The Higher Education Committee of the ACP also strongly supports the flexible, incremental, voluntary, incentive-based approach proposed by the Federation for open access publishing of ASPP-funded books. The Committee recommends that such an approach should serve as a model for open access publishing, in preference to any mandatory approach or any approach that fails to recognize and provide for the real costs of publishing. 

The Committee emphasizes further:


  • That an embargo-based policy carries significant risks. The Committee agrees that longer embargos would be preferred especially for monographs (ACUP proposes 36 months) and for other works with long lives in publication, such as materials used in instruction. It notes that the effects of embargos on cost recovery have so far not been tested, and that even long embargos may motivate purchasers to wait for open access, making it impossible for publishers to recover costs.
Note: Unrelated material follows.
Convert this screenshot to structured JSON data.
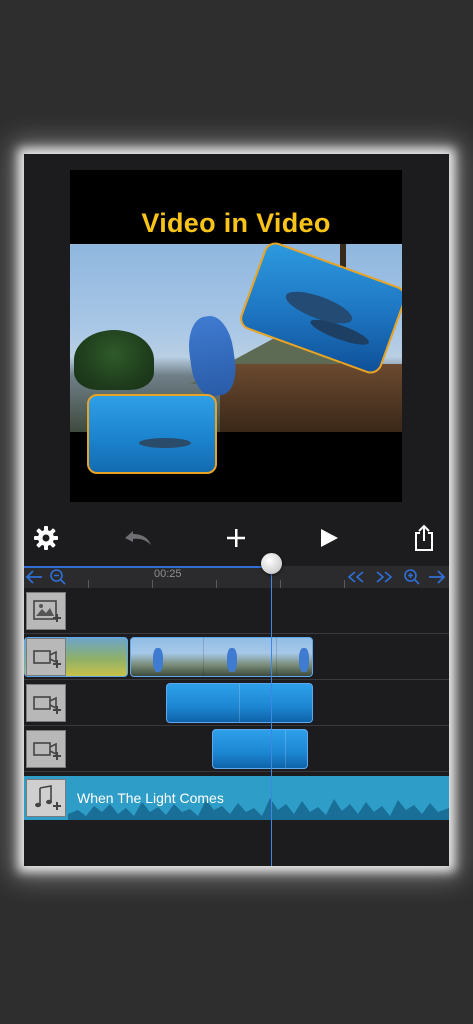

  • That any requirement for open access that shifts publication costs to researchers will either reduce their capacity for research by requiring them to redirect their funding, or force them to cover publication costs personally. Creating barriers to publication of the work of lower-income researchers would be an unacceptable and unintended consequence of open access policies.
  • That the overall success of an incentive-based approach to open access will depend on the level of the incentive, and the number of titles supported. We look forward to research-based trials of open access policy that carefully monitor and evaluate impacts before any wholesale changes to the ways in which publicly funded research is now published.